Esta comedia española tuvo un sorpresivo éxito de crítica y público en su país; recaudó casi 13 millones de euros, fue nominada a seis premios Goya -de los cuales obtuvo finalmente el de Mejor Sonido- y fue la candidata por España para el Oscar al mejor film en lengua extranjera, aunque finalmente no quedó entre las cinco nominadas.

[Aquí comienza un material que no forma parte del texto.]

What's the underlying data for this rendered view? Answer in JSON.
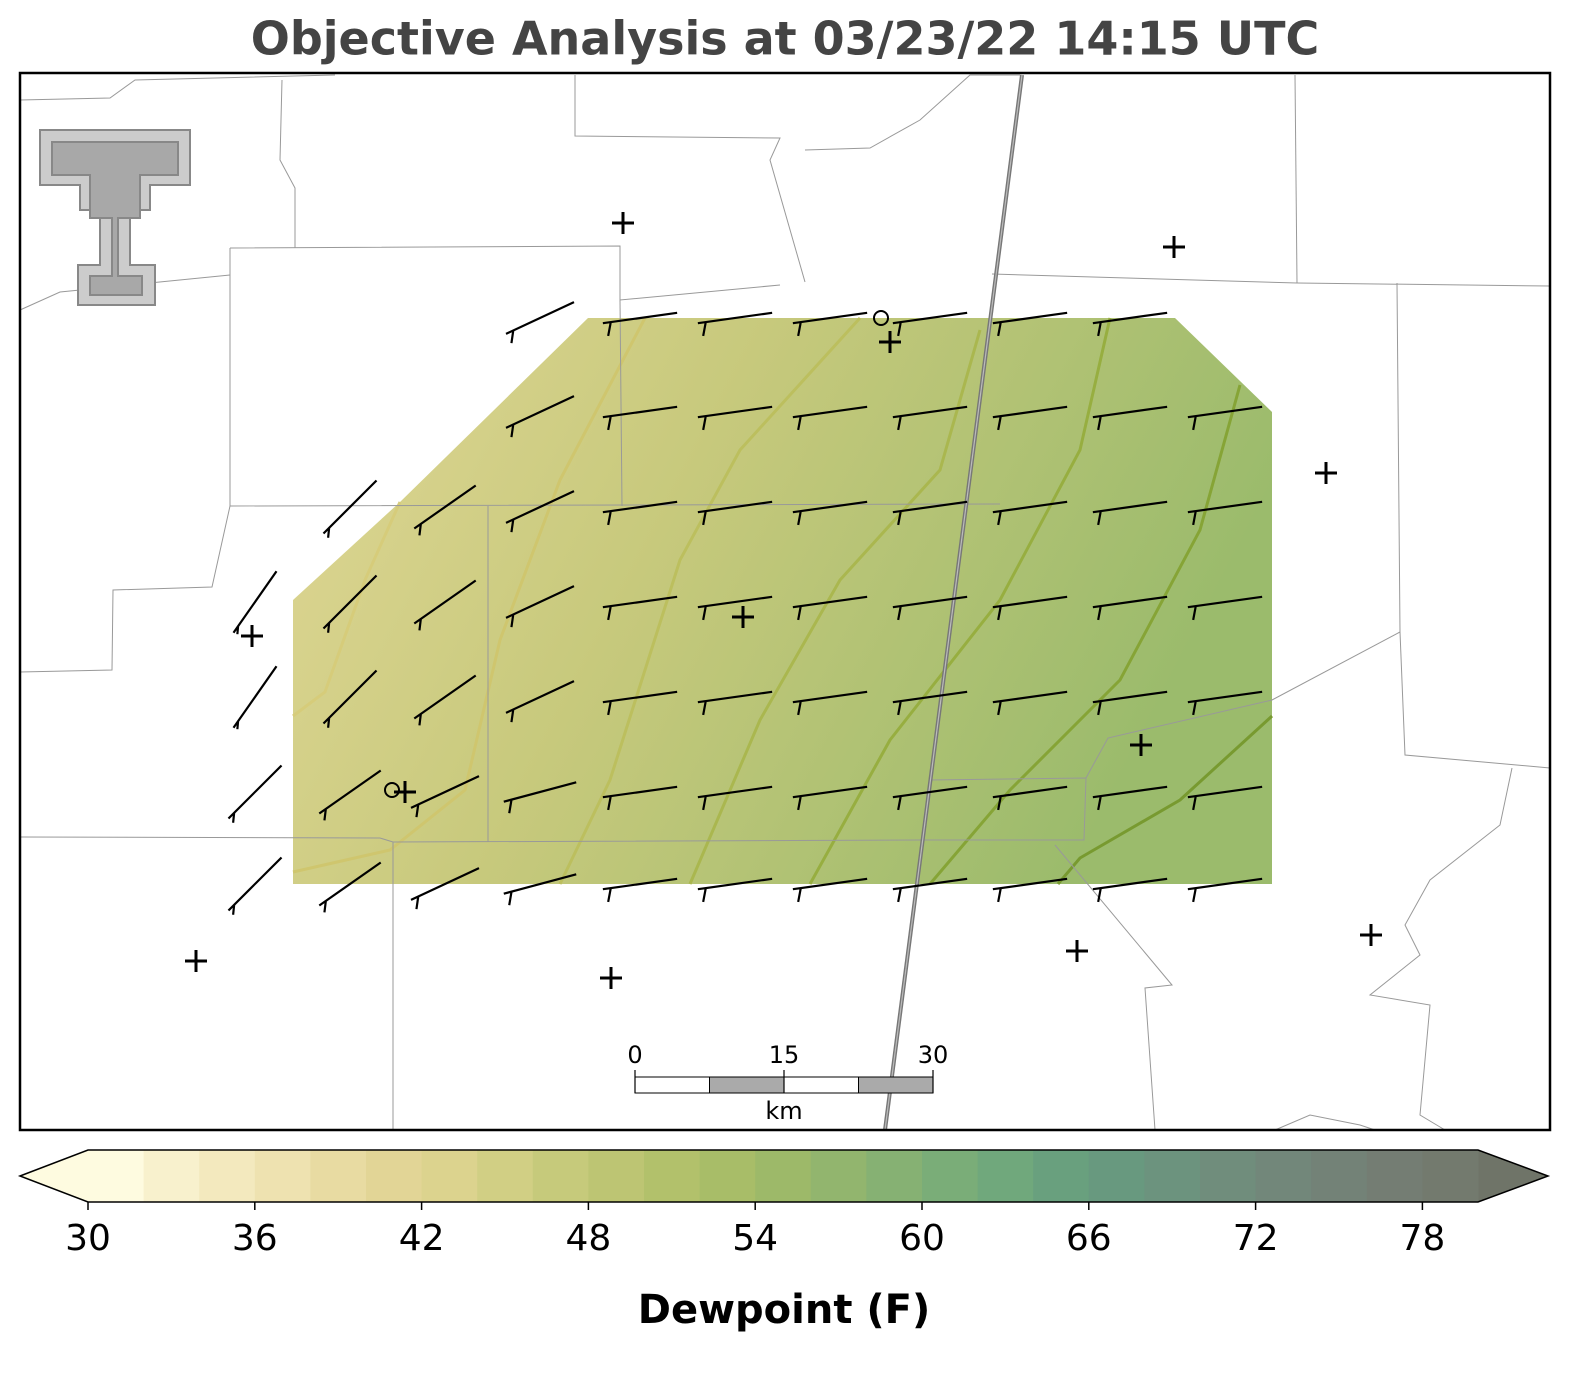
{
  "title": "Objective Analysis at 03/23/22 14:15 UTC",
  "colorbar": {
    "label": "Dewpoint (F)",
    "lim": [
      30,
      80
    ],
    "ticks": [
      30,
      36,
      42,
      48,
      54,
      60,
      66,
      72,
      78
    ],
    "colors": [
      "#fefbe0",
      "#f8f1cd",
      "#f3e9be",
      "#eee2b0",
      "#e8dba2",
      "#e2d596",
      "#dcd38e",
      "#d1cf84",
      "#c6ca7b",
      "#bdc573",
      "#b2c16b",
      "#a8bd68",
      "#9db969",
      "#92b56e",
      "#86b173",
      "#7aad78",
      "#70a87c",
      "#69a07e",
      "#68997f",
      "#6c937e",
      "#708d7c",
      "#72877a",
      "#738277",
      "#747d73",
      "#737a6e"
    ],
    "under_color": "#fefbe0",
    "over_color": "#6f7468"
  },
  "scalebar": {
    "ticks": [
      0,
      15,
      30
    ],
    "unit": "km"
  }
}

Entre las razones del suceso se destaca el formato de comedia musical elegido por el ecléctico director Emilio Martínez Lázaro: los personajes interrumpen repentinamente sus diálogos para cantar y bailar éxitos del pop español de los años 80. Esta variante moderna del musical, con antecedentes recientes en obras de otros países como la estadounidense Todos dicen te quiero y las francesas Conozco la canción y 8 mujeres, implica alguna audacia en el panorama del cine español contemporáneo.
Por otra parte, el elenco reúne a algunos de los mejores actores españoles jóvenes, entre los cuales sobresalen Ernesto Alterio, Natalia Verbeke y Paz Vega.